Despite these challenges, now is the time for change. External market forces, improved customer experience, cyber-resiliency, and the ability to meet evolving regulatory requirements means that migration from legacy is no longer a ‘nice to have’. The pace of evolution in modern technology means that the longer organisations wait, the rate at which challengers outstrip them will only accelerate. Migration projects are as challenging as they ever were; however, it is now possible to employ migration strategies that allow a phased process, making them easier to manage from a risk mitigation perspective. Any remaining reasons to delay are now massively outweighed by the reasons to proceed with migration – frankly, it’s now imperative.

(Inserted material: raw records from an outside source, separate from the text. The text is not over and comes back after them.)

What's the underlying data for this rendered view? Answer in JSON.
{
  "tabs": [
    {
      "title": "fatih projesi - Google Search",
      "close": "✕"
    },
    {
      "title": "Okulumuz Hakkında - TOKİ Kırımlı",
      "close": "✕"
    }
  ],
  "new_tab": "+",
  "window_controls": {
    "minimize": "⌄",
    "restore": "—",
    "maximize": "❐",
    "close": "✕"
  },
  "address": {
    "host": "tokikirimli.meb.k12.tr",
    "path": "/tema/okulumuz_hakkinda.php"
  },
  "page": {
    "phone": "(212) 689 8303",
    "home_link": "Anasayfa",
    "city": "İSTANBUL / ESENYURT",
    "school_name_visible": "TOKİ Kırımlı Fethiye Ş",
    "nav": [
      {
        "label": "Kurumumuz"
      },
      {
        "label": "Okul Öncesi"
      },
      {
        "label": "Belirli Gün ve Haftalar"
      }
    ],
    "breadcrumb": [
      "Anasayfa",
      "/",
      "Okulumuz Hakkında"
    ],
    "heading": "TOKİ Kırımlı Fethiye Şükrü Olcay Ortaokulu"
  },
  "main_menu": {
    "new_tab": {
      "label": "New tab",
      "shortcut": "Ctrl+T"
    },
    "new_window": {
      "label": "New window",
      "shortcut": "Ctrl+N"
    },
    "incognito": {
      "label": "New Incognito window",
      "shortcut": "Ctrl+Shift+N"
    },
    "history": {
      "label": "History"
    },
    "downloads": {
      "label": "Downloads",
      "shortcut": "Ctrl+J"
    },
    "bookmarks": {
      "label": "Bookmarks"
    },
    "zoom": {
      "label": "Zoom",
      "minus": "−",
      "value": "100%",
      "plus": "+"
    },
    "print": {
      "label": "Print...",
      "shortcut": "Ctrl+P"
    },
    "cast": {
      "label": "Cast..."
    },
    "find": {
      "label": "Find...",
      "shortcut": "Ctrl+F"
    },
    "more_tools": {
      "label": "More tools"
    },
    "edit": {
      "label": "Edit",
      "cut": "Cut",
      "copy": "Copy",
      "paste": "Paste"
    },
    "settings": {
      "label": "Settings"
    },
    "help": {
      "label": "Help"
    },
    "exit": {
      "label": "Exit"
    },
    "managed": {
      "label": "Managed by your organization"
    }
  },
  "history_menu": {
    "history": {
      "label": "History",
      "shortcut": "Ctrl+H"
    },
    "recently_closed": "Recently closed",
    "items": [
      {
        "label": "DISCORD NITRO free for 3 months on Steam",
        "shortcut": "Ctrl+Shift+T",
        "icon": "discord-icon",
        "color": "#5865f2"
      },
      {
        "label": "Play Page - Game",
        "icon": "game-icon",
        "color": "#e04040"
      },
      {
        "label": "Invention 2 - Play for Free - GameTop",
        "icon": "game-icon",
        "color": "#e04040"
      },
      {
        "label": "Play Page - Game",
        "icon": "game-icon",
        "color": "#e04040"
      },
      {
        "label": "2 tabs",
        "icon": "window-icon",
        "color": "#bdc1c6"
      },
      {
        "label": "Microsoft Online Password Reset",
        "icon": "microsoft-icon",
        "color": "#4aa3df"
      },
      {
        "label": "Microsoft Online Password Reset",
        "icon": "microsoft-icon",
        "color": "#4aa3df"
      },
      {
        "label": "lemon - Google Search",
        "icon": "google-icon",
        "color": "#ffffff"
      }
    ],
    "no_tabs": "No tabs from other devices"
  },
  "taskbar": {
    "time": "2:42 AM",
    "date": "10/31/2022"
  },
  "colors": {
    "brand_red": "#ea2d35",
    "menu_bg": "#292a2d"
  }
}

The pivotal role of leadership

That’s not to say that all modernisation programmes are a success; research from McKinsey indicates that over 70% of digital transformation projects fall short of their goals. There is a range of factors to this, but a common recurring theme is ineffective leadership. Without leaders capable of reimagining these structures and securing buy-in from the workforce, digital transformation initiatives are always likely to encounter issues.

However, in the context of digital transformation, leadership is more than just guiding an organisation through technology adoption. These individuals are responsible for setting the tone and direction for change, building a sense of urgency, and ensuring that the everyone understands the purpose behind the transformation. Remembering the quote attributed to Peter Drucker, culture eats strategy for lunch.  The best managers will be able to set a clear vision for change and convey palpably how it will benefit customers and colleagues. They will also be adept at fostering a more agile culture, encouraging collaboration and a sense of continuous learning across teams. To horribly torture Drucker’s famous statement, if strategy is lunch, leaders need to make sure culture is the breakfast of champions.

There’s a form of culture that’s more than “the way we do things here”. It’s something that’s baked in; the structural risk aversion that often critically undermines the change programmes organisations set out to deliver. It doesn’t matter how many digital experts an institution hires to lead the way into a digital future if outdated governance approaches fetter initiatives before they can get out of the starting blocks. Leaders need to be given the scope to propose new approaches to investing in infrastructure – ones that not only balance investment in legacy modernisation with investment in innovation, but which allow the two to work in symbiosis.  

Fundamentally, culture should not be allowed to eat innovation for lunch; leaders need to be free to keep pace with innovation beyond the ‘walls’ of their institution – free indeed to conceive of those walls breaking down as the banking ecosystem of the future takes shape.